Sábado, 16 de Fevereiro de 2008

Abreu, dá cá o meu!

E pergunto-lhe, incauto leitor, qual é a semelhança entre mim e a Luciana Abreu?

 

Momento de pausa para o leitor se maravilhar com a técnica estilística de iniciar o artigo com um choque que capta logo a atenção, técnica utilizada, ainda que obviamente com muito menos sucesso, na sequência inicial d’ “O Resgate do Soldado Ryan”, ou nos primeiros segundos da música da Guerra das Estrelas.

 

Ao contrário do que vão pensar, não é uma questão gratuita, daquelas feitas para atrair ao Bloquito(s) quem anda a procurar por “Luciana + Abreu + seios” no Google.

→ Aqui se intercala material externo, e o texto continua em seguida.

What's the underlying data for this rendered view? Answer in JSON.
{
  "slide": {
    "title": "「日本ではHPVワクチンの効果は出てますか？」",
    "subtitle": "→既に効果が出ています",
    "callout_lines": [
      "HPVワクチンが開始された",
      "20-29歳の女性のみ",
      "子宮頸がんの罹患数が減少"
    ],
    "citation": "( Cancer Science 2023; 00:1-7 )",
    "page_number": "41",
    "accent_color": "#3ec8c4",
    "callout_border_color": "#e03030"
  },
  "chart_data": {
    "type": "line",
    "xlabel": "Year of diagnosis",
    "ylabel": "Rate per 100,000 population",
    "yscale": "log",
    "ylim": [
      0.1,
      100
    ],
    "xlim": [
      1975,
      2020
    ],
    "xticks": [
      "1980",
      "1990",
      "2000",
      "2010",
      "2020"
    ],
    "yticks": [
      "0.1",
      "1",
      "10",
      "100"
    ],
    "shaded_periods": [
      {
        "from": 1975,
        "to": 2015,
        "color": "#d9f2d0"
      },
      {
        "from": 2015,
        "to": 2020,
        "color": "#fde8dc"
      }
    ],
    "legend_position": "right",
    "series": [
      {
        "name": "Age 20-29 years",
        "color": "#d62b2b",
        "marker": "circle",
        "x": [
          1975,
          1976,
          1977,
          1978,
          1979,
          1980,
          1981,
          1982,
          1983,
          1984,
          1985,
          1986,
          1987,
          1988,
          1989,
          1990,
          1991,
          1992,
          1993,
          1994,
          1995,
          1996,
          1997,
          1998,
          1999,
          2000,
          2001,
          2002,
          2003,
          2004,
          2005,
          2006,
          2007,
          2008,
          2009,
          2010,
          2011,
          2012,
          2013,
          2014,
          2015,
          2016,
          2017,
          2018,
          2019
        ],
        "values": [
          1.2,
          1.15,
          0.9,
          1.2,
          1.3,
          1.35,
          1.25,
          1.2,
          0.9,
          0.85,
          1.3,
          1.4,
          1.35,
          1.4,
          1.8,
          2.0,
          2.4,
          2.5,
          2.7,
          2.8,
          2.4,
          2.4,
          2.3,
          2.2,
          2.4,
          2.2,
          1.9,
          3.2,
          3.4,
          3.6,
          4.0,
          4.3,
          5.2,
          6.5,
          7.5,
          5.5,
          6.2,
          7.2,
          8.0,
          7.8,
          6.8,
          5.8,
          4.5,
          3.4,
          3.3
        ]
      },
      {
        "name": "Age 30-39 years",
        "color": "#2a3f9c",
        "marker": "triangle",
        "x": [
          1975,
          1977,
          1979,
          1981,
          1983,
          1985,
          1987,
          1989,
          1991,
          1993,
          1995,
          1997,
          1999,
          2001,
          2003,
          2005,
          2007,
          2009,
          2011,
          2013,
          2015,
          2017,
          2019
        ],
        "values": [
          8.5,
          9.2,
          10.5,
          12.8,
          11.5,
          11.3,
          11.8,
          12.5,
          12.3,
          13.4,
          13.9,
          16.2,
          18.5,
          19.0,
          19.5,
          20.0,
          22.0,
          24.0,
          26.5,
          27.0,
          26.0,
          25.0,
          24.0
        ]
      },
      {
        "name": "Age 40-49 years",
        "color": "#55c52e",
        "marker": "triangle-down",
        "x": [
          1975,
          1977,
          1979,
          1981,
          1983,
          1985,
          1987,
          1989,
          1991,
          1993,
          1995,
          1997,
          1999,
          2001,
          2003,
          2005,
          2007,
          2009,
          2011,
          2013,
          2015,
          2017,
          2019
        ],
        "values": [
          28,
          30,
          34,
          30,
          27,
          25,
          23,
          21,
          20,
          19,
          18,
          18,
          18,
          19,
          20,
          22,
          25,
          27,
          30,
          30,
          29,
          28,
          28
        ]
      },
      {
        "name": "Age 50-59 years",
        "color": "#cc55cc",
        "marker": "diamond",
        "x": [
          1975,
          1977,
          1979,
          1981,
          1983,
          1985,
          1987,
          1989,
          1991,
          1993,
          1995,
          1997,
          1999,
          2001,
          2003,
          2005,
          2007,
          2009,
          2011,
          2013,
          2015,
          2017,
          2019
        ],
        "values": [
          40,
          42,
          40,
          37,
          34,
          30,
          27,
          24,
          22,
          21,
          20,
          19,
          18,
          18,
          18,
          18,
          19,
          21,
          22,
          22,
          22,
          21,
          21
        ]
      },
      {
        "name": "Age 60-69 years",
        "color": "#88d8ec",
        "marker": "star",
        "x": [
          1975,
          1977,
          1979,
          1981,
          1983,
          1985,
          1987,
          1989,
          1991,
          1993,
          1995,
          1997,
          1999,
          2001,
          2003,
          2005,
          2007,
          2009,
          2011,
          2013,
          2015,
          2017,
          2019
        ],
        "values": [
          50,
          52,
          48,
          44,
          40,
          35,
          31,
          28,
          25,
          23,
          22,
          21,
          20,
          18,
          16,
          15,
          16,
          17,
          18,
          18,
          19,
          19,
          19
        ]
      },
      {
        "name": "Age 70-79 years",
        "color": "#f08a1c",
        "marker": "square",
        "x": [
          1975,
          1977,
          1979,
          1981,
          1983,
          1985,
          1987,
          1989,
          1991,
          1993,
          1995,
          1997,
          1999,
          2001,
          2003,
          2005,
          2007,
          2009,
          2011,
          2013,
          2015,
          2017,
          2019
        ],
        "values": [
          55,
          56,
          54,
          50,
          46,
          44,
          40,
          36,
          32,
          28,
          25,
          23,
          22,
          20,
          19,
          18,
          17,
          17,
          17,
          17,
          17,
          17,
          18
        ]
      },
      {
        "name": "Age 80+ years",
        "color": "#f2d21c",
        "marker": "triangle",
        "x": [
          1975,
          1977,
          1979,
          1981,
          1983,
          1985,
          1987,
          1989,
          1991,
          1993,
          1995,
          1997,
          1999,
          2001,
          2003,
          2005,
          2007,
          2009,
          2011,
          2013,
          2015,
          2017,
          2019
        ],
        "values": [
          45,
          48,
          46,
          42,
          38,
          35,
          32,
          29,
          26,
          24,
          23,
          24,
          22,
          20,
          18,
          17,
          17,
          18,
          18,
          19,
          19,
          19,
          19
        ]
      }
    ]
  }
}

Não, é algo com toda uma profundidade, semelhante em relevância à problemática dos velhos que se sentam no café a falar sozinhos. Alguma vez apanharam um destes? Durante esta semana sentei-me a jantar, e na mesa ao lado estava um, a falar para o ar, a gesticular irritado, a abanar a cabeça hesitante. Sozinho, lá está. Aposto que estava a pensar em algo que os irrita tanto a eles como me irritam eles a mim, nomeadamente e mormentes, a mania que as mulheres têm de passar a vida a choramingar que os homens são uma cambada de parvos, idiotas, cabrões, palhaços, imbecis, cromos, burros e bobalhões, entre outros mimos. Não é uma questão que me perturbe a mim, claro, porque após quatro anos de Bloquito, fiquei detentor de todas as verdades do Universo, e estas questões menores não me incomodam – mas se atormentam o atormentado idoso!

 

Pois, e eu sei que é isto que cada velho que se senta num café a falar sozinho está a pensar, os homens são mesmo, todos eles, uma cambada de parvos, idiotas, cabrões, palhaços, imbecis, cromos, burros e bobalhões. E a culpa, reflecte o reflectivo anoso, é das mulheres, claro. Porque se é um facto tão profundo que os homens fazem qualquer coisa pelas mulheres, porque são eles uma cambada de tudo o atrás descrito? Porque elas gostam assim, e a a partir do dia em que exijam que eles deixem de ser uma cambada de parvos, idiotas, cabrões, palhaços, imbecis, cromos, burros e bobalhões, os homens não terão hipótese nenhuma que não seja deixarem de o ser. E apesar de não ter percebido nada do que o raio do velho sentado ao meu lado dizia, sei que era isto que ele dizia.

 

Sei também que a doce Luciana gostaria de um homem que com ela partilhasse o facto de ter visto o seu contrato rescindido por uma certa e determinada grande empresa portuguesa (gostaria de salientar que o facto de ser uma "grande empresa" não quer dizer que seja uma "empresa grande", da mesma maneira que uma boa mulher não é necessariamente uma mulher boa). Vai daí que eu, enquanto bom homem, e igualmente homem bom, vi também o meu contrato com essa certa e determinada empresa portuguesa não renovado. Mas apenas por causa da Luciana, a quem aproveito para mandar uma beijoca de agradecimento. E uma outra para agradecer a oportunidade de ter utilizado, pela primeira vez num artigo, a palavra “bobalhões”. Muito obrigado.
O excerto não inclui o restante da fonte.